The hon. Member for Dumbarton Burghs made clear what should be clear to everybody, that it is these old folk who have prepared the way for us and made it possible for anything that is good in this country to exist, because everything, every "great" man or institution, depends for his or its existence on the labour of the toiling masses. The old age pensioners represent those who have made this country and this Empire possible. Now they are to be denied the comfort of tobacco in the declining years of their lives. It is hopeless to appeal to the Chancellor, but I would appeal to those closely associated with him, especially the Financial Secretary. He is not so old yet and is still able to pass round the cigarette case or maybe a box of cigars. I understand that they are still being passed round at dinners and other suchlike functions. There is no question of the old age pensioner being able to pass round tobacco. In the years to come we may make many changes, and some of the lads who are up may be down and some who are down may be up. The Financial Secretary should look ahead; he may be one of those who will get the knock.
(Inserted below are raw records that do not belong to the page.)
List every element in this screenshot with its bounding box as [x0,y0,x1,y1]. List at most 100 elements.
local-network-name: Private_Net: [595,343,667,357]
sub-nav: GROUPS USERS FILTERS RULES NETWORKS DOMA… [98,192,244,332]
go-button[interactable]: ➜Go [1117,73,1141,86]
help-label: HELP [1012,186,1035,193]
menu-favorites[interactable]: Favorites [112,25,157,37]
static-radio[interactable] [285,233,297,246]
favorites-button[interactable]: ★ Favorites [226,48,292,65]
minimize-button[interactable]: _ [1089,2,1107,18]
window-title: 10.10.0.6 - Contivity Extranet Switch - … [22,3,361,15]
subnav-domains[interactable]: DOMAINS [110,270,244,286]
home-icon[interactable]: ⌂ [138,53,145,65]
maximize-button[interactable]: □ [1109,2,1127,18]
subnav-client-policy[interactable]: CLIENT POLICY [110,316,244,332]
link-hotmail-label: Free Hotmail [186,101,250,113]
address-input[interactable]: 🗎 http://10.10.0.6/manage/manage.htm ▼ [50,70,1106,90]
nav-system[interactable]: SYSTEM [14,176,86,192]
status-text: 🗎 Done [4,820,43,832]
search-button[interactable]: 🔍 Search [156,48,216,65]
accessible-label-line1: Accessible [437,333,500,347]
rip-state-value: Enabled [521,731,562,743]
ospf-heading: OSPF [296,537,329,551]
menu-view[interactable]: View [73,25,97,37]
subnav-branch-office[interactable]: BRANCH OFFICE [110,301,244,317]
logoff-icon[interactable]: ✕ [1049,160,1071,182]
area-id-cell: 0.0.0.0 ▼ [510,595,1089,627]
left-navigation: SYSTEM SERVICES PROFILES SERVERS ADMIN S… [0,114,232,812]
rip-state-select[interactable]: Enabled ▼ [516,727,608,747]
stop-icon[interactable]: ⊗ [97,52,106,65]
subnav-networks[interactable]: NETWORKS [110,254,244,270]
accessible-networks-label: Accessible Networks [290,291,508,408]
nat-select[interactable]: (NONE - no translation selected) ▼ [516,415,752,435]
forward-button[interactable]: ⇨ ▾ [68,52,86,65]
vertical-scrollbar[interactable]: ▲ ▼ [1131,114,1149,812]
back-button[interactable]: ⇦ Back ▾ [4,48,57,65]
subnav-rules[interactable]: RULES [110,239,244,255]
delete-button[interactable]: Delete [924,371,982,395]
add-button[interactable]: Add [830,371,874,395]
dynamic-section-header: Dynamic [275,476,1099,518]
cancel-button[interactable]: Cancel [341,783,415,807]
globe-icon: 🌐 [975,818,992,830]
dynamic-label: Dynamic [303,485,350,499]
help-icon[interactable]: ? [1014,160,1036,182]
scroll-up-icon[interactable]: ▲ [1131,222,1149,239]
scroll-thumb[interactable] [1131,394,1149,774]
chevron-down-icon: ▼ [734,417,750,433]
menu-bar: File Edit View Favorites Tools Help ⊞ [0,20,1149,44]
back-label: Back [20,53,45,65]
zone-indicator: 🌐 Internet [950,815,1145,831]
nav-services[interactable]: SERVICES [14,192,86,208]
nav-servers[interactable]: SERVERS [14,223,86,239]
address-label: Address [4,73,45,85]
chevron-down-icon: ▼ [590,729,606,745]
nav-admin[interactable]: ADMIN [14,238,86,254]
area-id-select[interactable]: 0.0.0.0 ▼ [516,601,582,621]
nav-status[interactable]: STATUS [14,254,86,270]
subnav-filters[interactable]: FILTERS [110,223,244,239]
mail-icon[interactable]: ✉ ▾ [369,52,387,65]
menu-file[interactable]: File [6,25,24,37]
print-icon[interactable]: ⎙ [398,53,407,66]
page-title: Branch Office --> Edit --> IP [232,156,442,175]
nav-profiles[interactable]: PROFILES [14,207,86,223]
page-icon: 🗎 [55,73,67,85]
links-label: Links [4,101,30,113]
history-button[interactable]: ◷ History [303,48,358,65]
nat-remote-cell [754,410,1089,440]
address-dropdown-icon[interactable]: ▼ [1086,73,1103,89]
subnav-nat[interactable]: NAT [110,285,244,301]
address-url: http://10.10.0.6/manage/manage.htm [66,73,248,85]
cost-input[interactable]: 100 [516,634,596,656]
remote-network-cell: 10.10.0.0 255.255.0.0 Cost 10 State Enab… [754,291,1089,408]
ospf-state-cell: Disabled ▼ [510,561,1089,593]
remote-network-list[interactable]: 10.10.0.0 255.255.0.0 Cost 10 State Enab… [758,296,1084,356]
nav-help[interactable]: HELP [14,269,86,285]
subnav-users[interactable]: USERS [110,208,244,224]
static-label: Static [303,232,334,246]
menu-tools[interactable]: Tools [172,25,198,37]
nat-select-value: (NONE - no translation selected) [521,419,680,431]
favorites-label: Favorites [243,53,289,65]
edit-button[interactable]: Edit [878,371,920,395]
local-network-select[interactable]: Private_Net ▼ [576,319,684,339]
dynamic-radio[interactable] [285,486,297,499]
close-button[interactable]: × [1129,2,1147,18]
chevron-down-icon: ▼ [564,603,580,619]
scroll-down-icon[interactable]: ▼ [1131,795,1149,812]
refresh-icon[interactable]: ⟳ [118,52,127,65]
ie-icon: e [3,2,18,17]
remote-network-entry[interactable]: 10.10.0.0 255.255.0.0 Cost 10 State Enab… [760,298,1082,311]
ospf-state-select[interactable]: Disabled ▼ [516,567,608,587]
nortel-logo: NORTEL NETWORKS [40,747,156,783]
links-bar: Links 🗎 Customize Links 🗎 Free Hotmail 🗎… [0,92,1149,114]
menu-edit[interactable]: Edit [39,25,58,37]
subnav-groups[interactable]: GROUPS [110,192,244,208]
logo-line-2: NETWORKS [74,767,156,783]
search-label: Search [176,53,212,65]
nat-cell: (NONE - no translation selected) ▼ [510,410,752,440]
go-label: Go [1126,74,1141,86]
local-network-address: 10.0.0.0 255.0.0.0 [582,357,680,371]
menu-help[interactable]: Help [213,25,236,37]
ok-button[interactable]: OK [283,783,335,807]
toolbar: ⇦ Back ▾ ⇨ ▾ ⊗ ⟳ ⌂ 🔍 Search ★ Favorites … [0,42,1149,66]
He should be prepared to ensure that old age pensioners get a smoke now. If he does, he may be paving the way for an easier time for himself.
§ Mr. Viant (Willesden, West)
I feel that a further appeal should be made to the Chancellor to consider the position of the old age pensioners. It does not affect me for I am not accustomed to smoking. Since the Budget was introduced I have been able to get among my constituents and I have learned that the main body of men and women appreciate that the Chancellor has to obtain the money for the conduct of the war somewhere and somehow. The average man and woman are quite prepared to pay, but they show keen sympathy for the old man who has been accustomed to his pipe. We had hoped, in view of the appeals that have been made, that the Chancellor would have been prepared to announce some concession for old age pensioners. I feel that as a House of Commons we are somewhat lacking in imagination, if not in sympathy, in this respect; otherwise, we 1756 should bring united pressure to bear upon the Chancellor to deal with the case of our old age pensioners. Most of us are agreed that old age pensioners are not receiving sufficient to enable them to live the life we should like them to live, and having admitted that it is grossly unfair to allow a further inroad upon their already far too small incomes. I reinforce the appeal to the Chancellor to explore this question further to see whether some small concession cannot be made. These old folk have given of their best to the country. We are showing our appreciation of the men and women in the Services in this regard and can we not go further and show our appreciation of the old age pensioners by making them a concession?
§ Question, "That this House doth agree with the. Committee in the said Resolution," put, and agreed to.
§ Eighth and Ninth Resolutions agreed to.